Alleged Conspirator in 1989 Salvadorean Jesuit Priest Massacre, May Live in Bay Area
|Ignacio Ellacuria, one of the priests murdered in 1989.|
According to the indictment, Hector Ulises Cuenca Ocampo was a military lieutenant who headed the Salvadorean intelligence agency at the time of the massacre, but now lives in San Francisco. Lead attorney Almudena Bernabeu of the Center for Justice and Accountability says Ocampo had an address in Redwood City, yet believes he moved after they started the investigation.
"We know he's in the Bay Area," Bernabeu told SF Weekly. "I know he knows about the case. He has a higher risk of fleeing and hopefully we can get a hold of him."

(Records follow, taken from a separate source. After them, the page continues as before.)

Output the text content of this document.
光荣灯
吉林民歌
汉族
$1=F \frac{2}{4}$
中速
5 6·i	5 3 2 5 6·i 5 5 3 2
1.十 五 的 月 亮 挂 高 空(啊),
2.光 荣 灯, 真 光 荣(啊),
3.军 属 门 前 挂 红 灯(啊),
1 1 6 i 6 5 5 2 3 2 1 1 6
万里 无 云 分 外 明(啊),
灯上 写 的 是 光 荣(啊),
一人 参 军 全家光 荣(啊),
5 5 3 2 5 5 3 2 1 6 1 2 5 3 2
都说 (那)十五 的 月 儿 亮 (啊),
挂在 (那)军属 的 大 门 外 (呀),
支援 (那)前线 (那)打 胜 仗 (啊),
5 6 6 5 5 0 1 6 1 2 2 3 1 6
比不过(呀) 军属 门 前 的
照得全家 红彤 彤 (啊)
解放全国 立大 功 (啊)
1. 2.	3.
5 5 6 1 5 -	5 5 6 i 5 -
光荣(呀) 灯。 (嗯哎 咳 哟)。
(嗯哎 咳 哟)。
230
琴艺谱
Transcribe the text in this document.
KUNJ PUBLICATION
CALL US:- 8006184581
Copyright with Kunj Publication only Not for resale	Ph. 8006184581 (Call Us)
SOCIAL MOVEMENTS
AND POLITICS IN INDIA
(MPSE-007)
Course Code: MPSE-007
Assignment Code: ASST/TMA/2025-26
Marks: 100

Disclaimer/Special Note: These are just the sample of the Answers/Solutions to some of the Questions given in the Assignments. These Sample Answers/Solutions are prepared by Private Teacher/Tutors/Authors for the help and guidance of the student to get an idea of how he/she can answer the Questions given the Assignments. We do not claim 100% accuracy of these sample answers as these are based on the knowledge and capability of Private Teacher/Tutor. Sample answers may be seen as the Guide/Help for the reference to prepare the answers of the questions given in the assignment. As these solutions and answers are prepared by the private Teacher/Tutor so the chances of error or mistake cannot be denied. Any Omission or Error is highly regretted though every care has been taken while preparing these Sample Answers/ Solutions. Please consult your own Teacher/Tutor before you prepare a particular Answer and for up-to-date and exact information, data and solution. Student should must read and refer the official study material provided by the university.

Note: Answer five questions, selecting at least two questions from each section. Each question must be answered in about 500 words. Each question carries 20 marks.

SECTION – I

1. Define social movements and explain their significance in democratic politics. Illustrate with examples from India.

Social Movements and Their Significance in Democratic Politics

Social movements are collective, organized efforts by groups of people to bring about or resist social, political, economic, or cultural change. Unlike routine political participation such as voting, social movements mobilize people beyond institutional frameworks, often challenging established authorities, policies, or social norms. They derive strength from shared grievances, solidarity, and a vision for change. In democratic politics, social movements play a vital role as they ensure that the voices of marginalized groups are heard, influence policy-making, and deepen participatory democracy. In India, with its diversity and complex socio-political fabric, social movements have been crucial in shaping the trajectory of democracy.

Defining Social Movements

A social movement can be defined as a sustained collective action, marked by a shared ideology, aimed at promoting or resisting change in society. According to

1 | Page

According to the indictment, Ocampo had allegedly done reconnaissance of the priests' residence at the University of Central America in San Salvador before the murders on the campus. The priests -- five of whom were Spanish, one Salvadorean -- were critics of the country's military dictatorship, and had urged peace negotiations between the hard-right government and leftist rebels.
Military officials implicated in the murders were acquitted in a "sham trial" in the early 90's in El Salvador, stated the Spanish judge, and had been living free under an amnesty law ever since -- many in El Salvador, and two in the United States.
The defendants have 10 days as of last Monday, May 30, to surrender, after which point INTERPOL will be charged with arresting them, Bernabeu says. Another defendant, Inocente Orlando Montano, has already been arrested elsewhere in the United States and is in custody, she says.
"That's an indication of an important level of cooperation," she says. "I have no reason to think [the United States] won't do it."
Robert Umanzor is the head of the Bay Area-based Octavo Sector, an association of El Salvador's conservative ARENA party to which military was allied at the time of the massacre, according to the indictment. Umanzor says he knows nothing of Ocampo's wherabouts. "I knew about him at the time, but now that so many years have passed, many of these men have gone to other countries," he told SF Weekly.
Still, Bernabeu say Salvadoreans know Ocampo is here. "People in the community do know his name. They do know he's in their community. I wouldn't be surprised if I get a phone call saying he's here."